HackerOne: Vulnerabilities in GenAI Tools Create Security and Safety Issues

Feb 13, 2024
4 min read

We spoke with Dane Sherrets, Solutions Architect at HackerOne, to uncover the intricacies of AI vulnerabilities, particularly in GenAI tools, and hear more about the potential exploits and creative methods used to bypass security measures. Sherrets offers insights into the effectiveness of OpenAI's updates in curbing political misinformation and discusses the need for transparency and additional measures to ensure the secure and ethical use of GenAI tools, especially in the context of elections.

Can you elaborate on the specific vulnerabilities HackerOne is seeing in GenAI tools and how these vulnerabilities could potentially be exploited?

We have yet to fully disclose any vulnerabilities discovered with the companies we’ve been working with. However, I often encounter two distinct categories of issues:

AI security issues: We have seen AI gain unauthorized access to information or functionality that would typically be restricted for regular users, bypassing conventional access controls. This poses a risk in scenarios where the AI can exploit loopholes to access sensitive data or perform actions it shouldn't have the privilege to execute, showcasing potential security lapses in the implementation of the AI.
AI safety issues: Where users can cleverly manipulate the AI into generating content that violates content policies or safety filters embedded in the system. This involves exploiting the model's understanding or biases to generate content that may be inappropriate, deceptive, or harmful.

Given your involvement in AI safety red team testing, what are some of the most creative or surprising methods you've seen people use to bypass the guardrails implemented in tools like ChatGPT?

One notable method involves instructing the AI to roleplay as someone or something else, inducing responses that deviate from its usual patterns. This approach tests the adaptability of the AI, pushing it beyond its pre-set boundaries. Another clever tactic is prompting the AI to respond in a rhyme or with an encoded message, which can often bypass any filters it has. This showcases the creativity users employ to navigate and challenge the limitations of the AI's language understanding. Additionally, the tactic of overwhelming the AI with an abundance of text, strategically causing it to forget previous instructions and comply with the request at the end of the prompt, demonstrates a shrewd manipulation of the model's memory constraints (or, to be more technically accurate, the model’s “context window”).

How effective do you believe OpenAI's updates are in preventing the use of ChatGPT for creating political misinformation, based on your observations and testing?

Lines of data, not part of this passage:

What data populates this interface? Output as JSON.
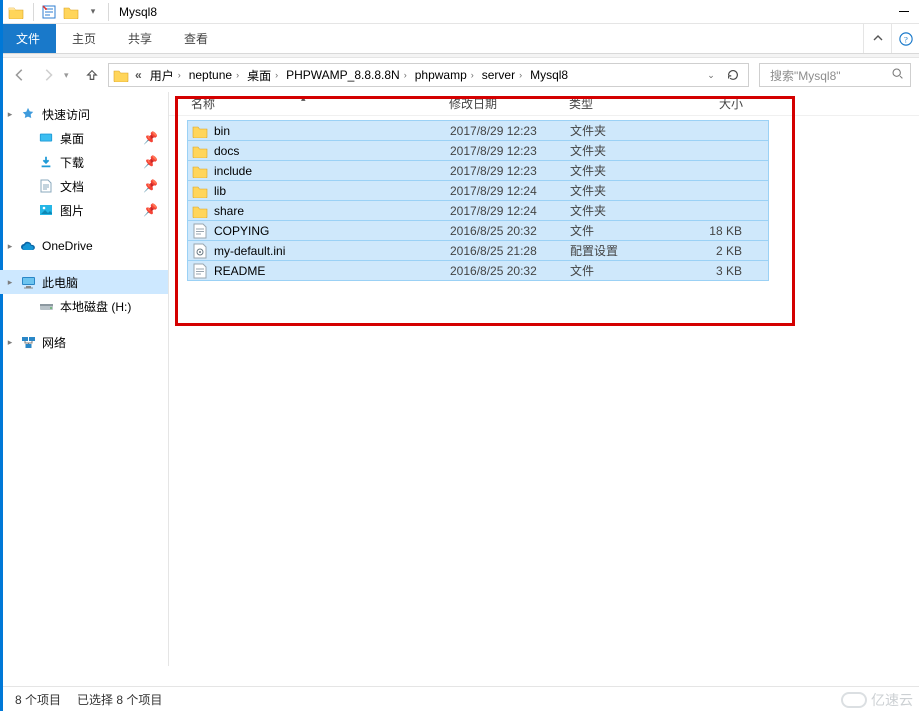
{
  "title": "Mysql8",
  "ribbon": {
    "file": "文件",
    "home": "主页",
    "share": "共享",
    "view": "查看"
  },
  "breadcrumb": [
    "用户",
    "neptune",
    "桌面",
    "PHPWAMP_8.8.8.8N",
    "phpwamp",
    "server",
    "Mysql8"
  ],
  "search_placeholder": "搜索\"Mysql8\"",
  "sidebar": {
    "quick_access": "快速访问",
    "desktop": "桌面",
    "downloads": "下载",
    "documents": "文档",
    "pictures": "图片",
    "onedrive": "OneDrive",
    "this_pc": "此电脑",
    "local_disk": "本地磁盘 (H:)",
    "network": "网络"
  },
  "columns": {
    "name": "名称",
    "date": "修改日期",
    "type": "类型",
    "size": "大小"
  },
  "files": [
    {
      "icon": "folder",
      "name": "bin",
      "date": "2017/8/29 12:23",
      "type": "文件夹",
      "size": ""
    },
    {
      "icon": "folder",
      "name": "docs",
      "date": "2017/8/29 12:23",
      "type": "文件夹",
      "size": ""
    },
    {
      "icon": "folder",
      "name": "include",
      "date": "2017/8/29 12:23",
      "type": "文件夹",
      "size": ""
    },
    {
      "icon": "folder",
      "name": "lib",
      "date": "2017/8/29 12:24",
      "type": "文件夹",
      "size": ""
    },
    {
      "icon": "folder",
      "name": "share",
      "date": "2017/8/29 12:24",
      "type": "文件夹",
      "size": ""
    },
    {
      "icon": "text",
      "name": "COPYING",
      "date": "2016/8/25 20:32",
      "type": "文件",
      "size": "18 KB"
    },
    {
      "icon": "ini",
      "name": "my-default.ini",
      "date": "2016/8/25 21:28",
      "type": "配置设置",
      "size": "2 KB"
    },
    {
      "icon": "text",
      "name": "README",
      "date": "2016/8/25 20:32",
      "type": "文件",
      "size": "3 KB"
    }
  ],
  "status": {
    "count": "8 个项目",
    "selected": "已选择 8 个项目"
  },
  "watermark": "亿速云"
}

OpenAI has announced that ahead of the 2024 U.S. elections, it will not allow people to use its tools for political campaigning and lobbying. People also aren’t allowed to create chatbots that impersonate candidates and other real people or chatbots that pretend to be local governments. Personally, I question whether chatbots are as impactful as AI-generated targeted content. I used to work in political campaigns, and I would go to Political Tech conferences where folks would talk about how we were ‘data rich and content poor’ --- meaning that even if we had all the granular data in the world about what a particular demographic wants to see in a candidate, it was impossible to create bespoke social media or email copy for them at scale. With AI now that is possible.

I am also interested in seeing how effective OpenAI will be in policing this activity. Through my experience with AI safety red team testing, I have seen just how creative people can be in tricking AI to circumvent its guardrails. Stress-testing AI with human creativity and ingenuity is one of the few tools we have in the AI Safety toolbelt, but finding an issue and fixing the issue are very different things. If they are just monitoring accounts to see which ones are violating the policy and banning said accounts, then how well does that scale?

In your view, what additional measures or policies should be implemented to ensure that ChatGPT and similar GenAI tools remain secure and free from misuse, especially as we approach election periods?

In a word, I think the most important thing we need is “transparency.” For example, with regard to AI-generated images, transparency would mean AI companies making a best effort at having all images digitally watermarked (e.g Content Credentials). Campaigns utilizing GenAI in any form should be transparent regarding the methods and purposes of its use. Social media companies should also be transparent about the content, targeting, and activity they are seeing on their platforms.

Transparency is important here because that can inform any societal conversations or mitigations we want to implement in the future.

How do you anticipate the debate around GenAI and its implications on elections and political discourse to evolve, and what role do you see HackerOne playing in shaping this conversation?

Unfortunately, I think history has shown us that we often don’t understand how technology will be used in an election until after the election has passed (think targeted ads in 2016 or televised debates in 1960). Much of the conversation about the use of GenAI in the real world has taken place in academia, but as AI starts entering the real world, practical experience becomes essential. HackerOne is in an important and rare position to be able to help bridge that gap. The unique perspective of hackers characterized by a sort of weaponized curiosity is perfect for this kind of work.